Philippe Le Guillou n' aime pas beaucoup ces urbanistes froids et arrogants qui ont cherché à bâtir une ville nouvelle (au sens de l' homme nouveau dans certains régimes) et  tracé des artères au cordeau, sans se soucier de la mémoire meurtrie des Brestois de souche. Son écriture sensible, délicate, nous plonge dans la géographie intime des lieux, sonde l'âme des petites gens, désemparés, bousculés par une volonté de reconstruction à marche forcée... 

A Brest, la ville la plus bombardée de France (4800 immeubles détruits en quelques semaines) tous les repères ont disparu : les Halles, les fortifications, l'église Saint Louis. Constat dans la presse locale de l' époque : "on ne dit plus : c' était ici, mais c' était quelque part par ici." 

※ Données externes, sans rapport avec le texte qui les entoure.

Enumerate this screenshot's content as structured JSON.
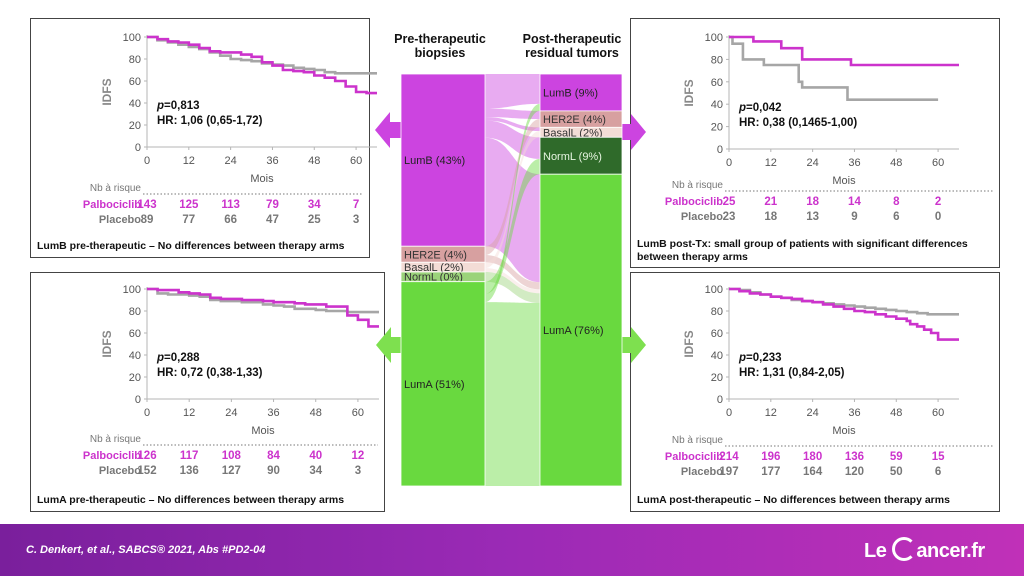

Pourtant et c'est toute la beauté de ce roman, dans cette topographie remodelée, il existe une permanence des lieux, une connivence entre les hommes et leur territoire. En profondeur, nos aïeux nous transmettent une part de leurs songes, de leurs désirs, de leurs forces. Résilience des hommes et de la ville, car écrit l' auteur " à Brest tout va à la mer, tout glisse vers la mer."

Quelques réserves

Aucune réserve. Au fil du récit la poésie des lieux nous enveloppe et les vers de Prévert affleurent :
"Rappelle-toi Barbara 
Il pleuvait sans cesse sur Brest ce jour-là 
Et tu marchais souriante 
Épanouie ravie ruisselante 
Sous la pluie 
Rappelle- toi Barbara "

Encore un mot...

Brest et Saint Malo : deux villes portuaires aux destins si proches. Mais la cité corsaire a eu de la chance, le privilège d'être "gouvernée " par un maire exceptionnel : Guy La Chambre, qui a reconstruit sa ville à l' identique. Contre les partisans du slogan: " du passé faisons table rase."

Une phrase

“ Je me revois soudain, ces années lointaines, gagner Brest en contemplant avec émotion la rivière, les prairies marines, les petits manoirs qui la bordent, un tout particulièrement, les vasières et les grèves, l'étang de Kerhuon si cher au cœur de mon père, tous ces moments aquatiques et boisés qui préludent à l'apparition du fond de la rade et du port.” ( page 367)

L'auteur

Philippe Le Guillou est romancier et essayiste. Il est lauréat du prix Médicis 1997 pour Les Sept Noms du peintre (Gallimard). Auteur également de Le Testament Breton (Gallimard, 2022), il considère Brest comme sa seconde ville natale. Professeur de lettres, il a enseigné à Brest et à Rennes avant d' être nommé inspecteur pédagogique à l'académie de Versailles. 

Commentaires

Marie-Laure Cr…
mer 01/05/2024 - 17:43

Brestoise bien que n'y étant pas née, cette lecture m'a fait voyager au cœur de ma ville qui m'est apparue à la fois familière et fidèle, mais aussi mystérieuse et extraordinairement exotique tant les caractéristiques, précisions et détails en révèlent mille et une vies. Par leur ancrage dans les mémoires, les tourments de l'histoire brestoise rendent encore plus visibles et solides les bâtiments tombés et dévastés, se dressant tels des colosses érigés en forteresses de souvenirs. Les décors aujourd'hui effacés renforcent l'intensité des épisodes de vie qui s'y sont déroulés au fil des dernières décennies, créant une présence mémorielle forte en reliant entre elles les histoires partagées. Un itinéraire riche et insoupçonné.